After his current tour, Fiasco plans to head home to Chicago to record his sophomore album in May. He confesses to feeling some pressure after the huge success of his debut, but he's more concerned with identifying what he wants to talk about on the album, and how these issues will be presented, than how it will be received.
"I've been developing it, so I know what I'm going to talk about," he says. "I'm not going to give any leaks though, yet. Well, what am I talking about? I leaked it to a few people. It's basically, there was a song on the first album called 'The Cool,' which was about a guy who got killed, a drug dealer, and he came back to life. And so, like the story of the album - I don't know how intense in that direction I'm going to go - but the direction of the album is going to be based around that character. That's been the fight, I kind of nailed what I'm going to talk about, and the battle has been how to do it, the actual construction of the album. ... But I'm going to let that figure itself out when I go in and start recording."
While he's still uncertain of the specific issues he'll address on his next album, Fiasco is always candid about his faith and how it feels to be a Muslim in America during these troubled times.
He believes the American public has a relatively accurate idea of what it means to be a Muslim, and that news outlets do a good job of presenting balanced information on the issues surrounding Muslim fundamentalism. And, at the end of the day, he feels that all people face the same struggles, and want the same things, no matter what religion they may practice.
"We all got to eat, and we all need money to buy food to eat," says Fiasco. "... Everybody got to work. Everybody got to come home. Everybody got bills. Everybody got taxes. Everybody has the same strife and the same struggles. It's just the way you dress it up, and that's where you find the division."

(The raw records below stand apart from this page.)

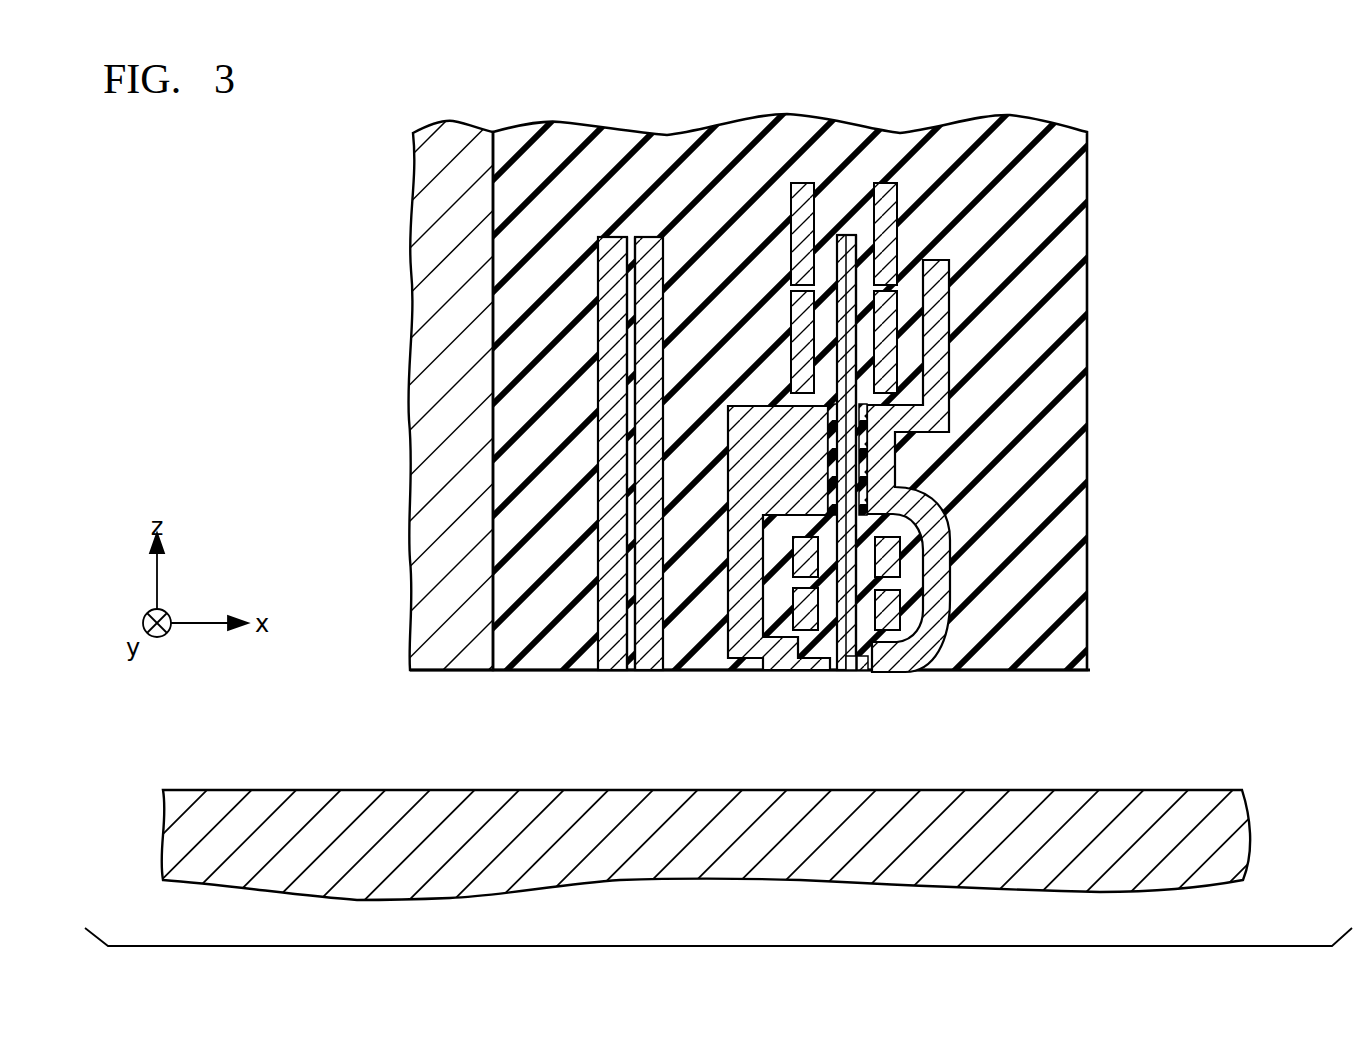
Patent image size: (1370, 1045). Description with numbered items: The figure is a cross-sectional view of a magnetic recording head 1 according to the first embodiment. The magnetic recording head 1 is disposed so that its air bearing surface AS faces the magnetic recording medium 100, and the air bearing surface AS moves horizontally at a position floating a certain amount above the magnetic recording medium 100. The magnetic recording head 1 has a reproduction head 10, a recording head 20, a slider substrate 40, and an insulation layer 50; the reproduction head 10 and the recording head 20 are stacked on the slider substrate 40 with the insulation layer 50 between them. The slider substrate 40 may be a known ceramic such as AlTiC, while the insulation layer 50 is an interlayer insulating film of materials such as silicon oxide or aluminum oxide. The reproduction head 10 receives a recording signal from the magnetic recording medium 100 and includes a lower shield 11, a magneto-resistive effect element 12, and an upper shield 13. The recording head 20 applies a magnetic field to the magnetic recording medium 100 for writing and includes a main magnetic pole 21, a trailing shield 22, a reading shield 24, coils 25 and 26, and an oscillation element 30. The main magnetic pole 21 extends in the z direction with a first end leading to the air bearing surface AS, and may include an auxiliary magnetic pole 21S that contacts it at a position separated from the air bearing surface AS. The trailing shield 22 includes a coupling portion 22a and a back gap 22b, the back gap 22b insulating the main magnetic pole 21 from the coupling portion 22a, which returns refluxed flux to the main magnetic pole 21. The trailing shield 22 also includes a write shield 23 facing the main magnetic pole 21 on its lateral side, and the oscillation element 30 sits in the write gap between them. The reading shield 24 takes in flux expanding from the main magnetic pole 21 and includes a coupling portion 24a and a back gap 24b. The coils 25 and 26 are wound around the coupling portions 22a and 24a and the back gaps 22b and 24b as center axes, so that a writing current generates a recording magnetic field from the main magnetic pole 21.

The magnetic recording head 1 is at (685, 404).
The reproduction head 10 is at (632, 507).
The lower shield 11 is at (612, 672).
The magneto-resistive effect element 12 is at (632, 482).
The upper shield 13 is at (655, 672).
The recording head 20 is at (947, 476).
The main magnetic pole 21 is at (976, 481).
The auxiliary magnetic pole 21S is at (858, 362).
The trailing shield 22 is at (1012, 494).
The coupling portion 22a is at (877, 470).
The back gap 22b is at (862, 500).
The write shield 23 is at (863, 672).
The reading shield 24 is at (947, 549).
The coupling portion 24a is at (800, 450).
The back gap 24b is at (833, 423).
The coil 25 is at (885, 200).
The coil 26 is at (808, 212).
The oscillation element 30 is at (850, 672).
The slider substrate 40 is at (456, 672).
The insulation layer 50 is at (576, 135).
The magnetic recording medium 100 is at (1246, 822).
The air bearing surface AS is at (1036, 672).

Such issues are just a few of the things on Fiasco's mind these days. An ambitious businessman in the mold of Jay-Z and Diddy, his own music is just one of his many endeavors. His label, 1st & 15th, has several upcoming releases that he is excited about, including rapper Gemini, who made a guest appearance on his debut and is touring with Fiasco. Fiasco is also planning to bring back his college radio show, FNF Radio. The show, which found the hosts spinning their favorite songs and discussing current events, is on hiatus but can be heard on the Internet. Fiasco is seeking distributors for the show and also working on his own clothing line. For Fiasco, the new challenges are a welcome addition to the creative pursuits he is juggling quite comfortably.

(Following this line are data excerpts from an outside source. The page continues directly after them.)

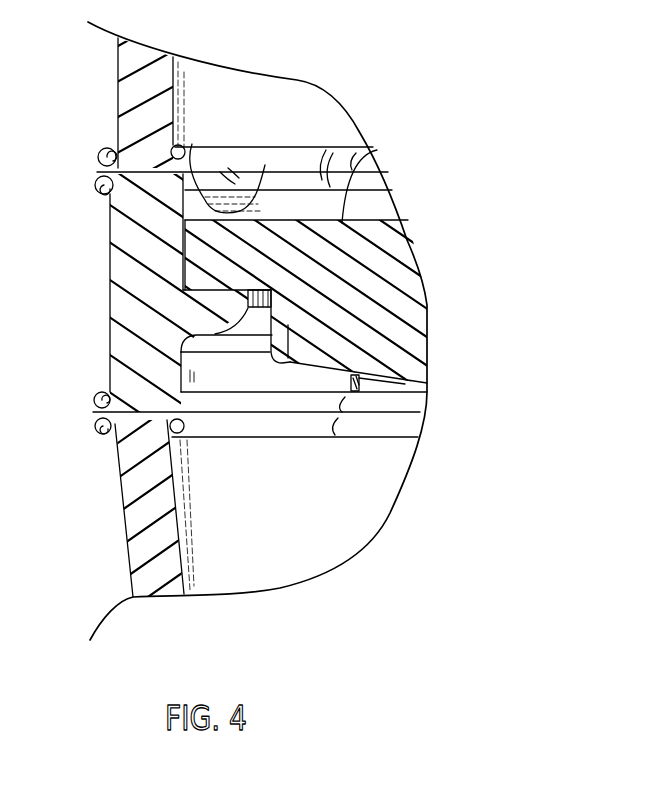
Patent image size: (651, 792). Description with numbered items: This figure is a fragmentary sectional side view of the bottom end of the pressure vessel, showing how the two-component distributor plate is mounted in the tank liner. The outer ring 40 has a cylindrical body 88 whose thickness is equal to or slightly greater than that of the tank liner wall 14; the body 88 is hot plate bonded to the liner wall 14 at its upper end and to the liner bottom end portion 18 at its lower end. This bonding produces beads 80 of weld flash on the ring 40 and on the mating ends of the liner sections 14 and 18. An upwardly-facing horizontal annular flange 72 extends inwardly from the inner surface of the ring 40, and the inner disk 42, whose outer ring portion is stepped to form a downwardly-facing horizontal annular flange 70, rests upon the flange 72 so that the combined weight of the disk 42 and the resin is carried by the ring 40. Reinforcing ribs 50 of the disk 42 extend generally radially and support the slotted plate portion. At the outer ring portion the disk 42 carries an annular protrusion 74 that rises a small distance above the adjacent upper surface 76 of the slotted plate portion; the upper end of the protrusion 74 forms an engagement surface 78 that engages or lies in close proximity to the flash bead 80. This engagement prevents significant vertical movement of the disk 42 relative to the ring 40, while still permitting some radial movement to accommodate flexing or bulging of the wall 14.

The tank liner wall 14 is at (118, 87).
The liner bottom end portion 18 is at (132, 556).
The outer ring 40 is at (103, 247).
The inner disk 42 is at (402, 210).
The reinforcing ribs 50 is at (420, 366).
The downwardly-facing horizontal annular flange 70 is at (268, 288).
The upwardly-facing horizontal annular flange 72 is at (213, 307).
The annular protrusion 74 is at (265, 165).
The upper surface 76 is at (377, 150).
The engagement surface 78 is at (250, 166).
The flash bead 80 is at (97, 155).
The cylindrical body 88 is at (120, 352).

"Now that I have time to not be an artist, where it's like just go perform, but I actually have time to take on some of the responsibilities of running the label in a more executive capacity, I'm really, really focused on the company, and improving the company, and ... everything about, 'How can I make the company better?' " he says. "… It's just me, sitting back, managing all of that stuff, and hopefully trying to make it work, which is my new thrill these days."